PENDAHULUAN
Belanda adalah
salah satu negara di sebuah benua Eropa yang juga dikenal dengan sebutan
Netherland atau Holland. Negara penghasil susu dan keju ini memiliki ibukota di
Amsterdam dan uniknya merupakan sebuah negara yang memiliki ketinggian di bawah
permukaan air laut, sehingga Belanda perlu melakukan beberapa pengerukan untuk
meninggikan tanahnya agar tidak sering terkena banjir.
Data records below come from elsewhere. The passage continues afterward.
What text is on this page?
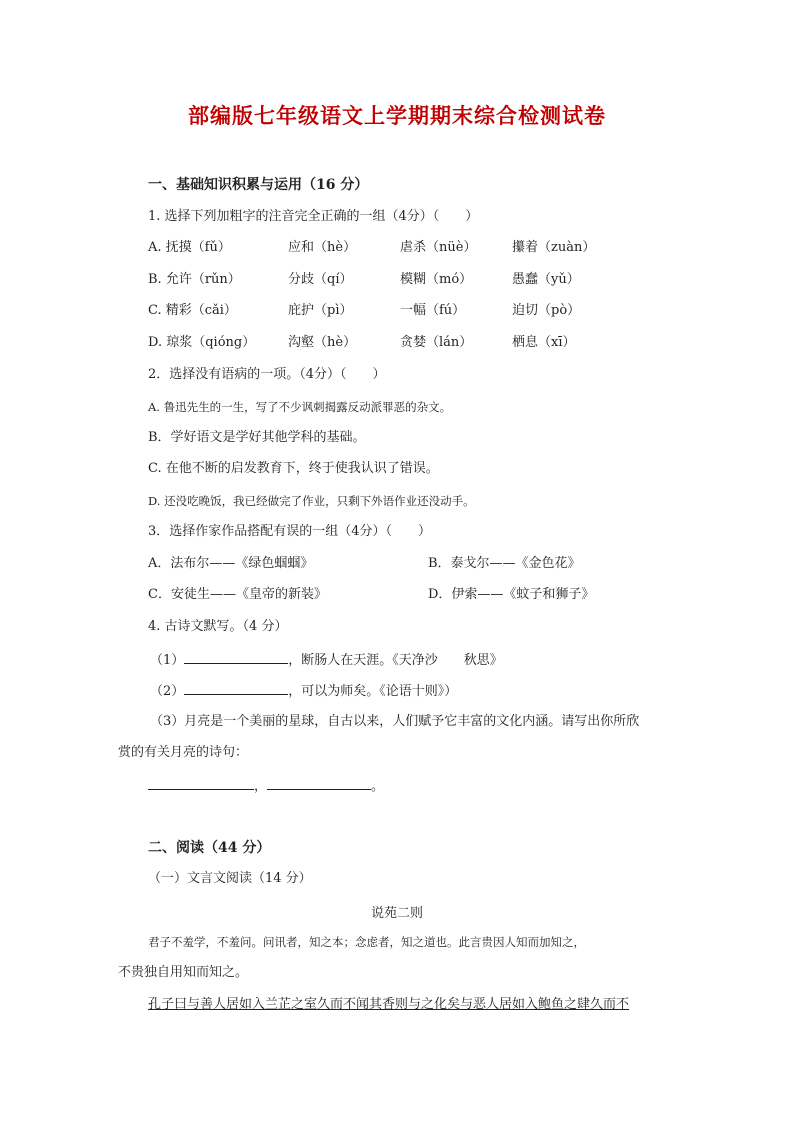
部编版七年级语文上学期期末综合检测试卷
一、基础知识积累与运用（16 分）
1. 选择下列加粗字的注音完全正确的一组（4分）（　　）
A. 抚摸（fǔ）	应和（hè）	虐杀（nüè）	攥着（zuàn）
B. 允许（rǔn）	分歧（qí）	模糊（mó）	愚蠢（yǔ）
C. 精彩（cǎi）	庇护（pì）	一幅（fú）	迫切（pò）
D. 琼浆（qióng）	沟壑（hè）	贪婪（lán）	栖息（xī）
2．选择没有语病的一项。（4分）（　　）
A. 鲁迅先生的一生，写了不少讽刺揭露反动派罪恶的杂文。
B．学好语文是学好其他学科的基础。
C. 在他不断的启发教育下，终于使我认识了错误。
D. 还没吃晚饭，我已经做完了作业，只剩下外语作业还没动手。
3．选择作家作品搭配有误的一组（4分）（　　）
A．法布尔——《绿色蝈蝈》	B．泰戈尔——《金色花》
C．安徒生——《皇帝的新装》	D．伊索——《蚊子和狮子》
4. 古诗文默写。（4 分）
（1）	，断肠人在天涯。《天净沙　　秋思》
（2）	，可以为师矣。《论语十则》）
（3）月亮是一个美丽的星球，自古以来，人们赋予它丰富的文化内涵。请写出你所欣
赏的有关月亮的诗句：
，	。
二、阅读（44 分）
（一）文言文阅读（14 分）
说苑二则
君子不羞学，不羞问。问讯者，知之本；念虑者，知之道也。此言贵因人知而加知之，
不贵独自用知而知之。
孔子曰与善人居如入兰芷之室久而不闻其香则与之化矣与恶人居如入鲍鱼之肆久而不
Negara yang juga
menganut sistem pemerintahan Demokrasi Parlementer ini secara geografis berbatasan
dengan Belgia di selatan, Laut Utara di utara dan barat, dan juga berbatasan
laut dengan Jerman serta Inggris.
Dalam kaidah
antropologi, bahasa merupakan salah satu dari tujuh unsur kebudayaan universal yang
terdiri dari kesenian, religi, mata pencaharian, bahasa, teknologi, ilmu
pengetahuan, dan organisasi sosial (Koentjaraningrat, 2009:164). Dikutip dari
Republika.co.id (Puspaningtyas dan Nursalikah, 2016), diketahui bahwa di dunia
ini terdapat kurang lebih 7.000 bahasa yang digunakan hampir oleh tujuh milyar
orang yang berakar dari beberapa rumpun bahasa. Belum
ada yang tahu pasti induk bahasa utama dari seluruh bahasa di dunia, namun terdapat beberapa rumpun bahasa yang menurunkan
beberapa bahasa-bahasa yang hingga kini masih digunakan. Misalnya saja
Austronesia, Indo-Eropa, Dravida, dan sebagainya.
Rumpun
bahasa Indo-Eropa merupakan salah satu rumpun bahasa yang tersebar di hampir
seluruh belahan dunia khususnya di daratan Eropa.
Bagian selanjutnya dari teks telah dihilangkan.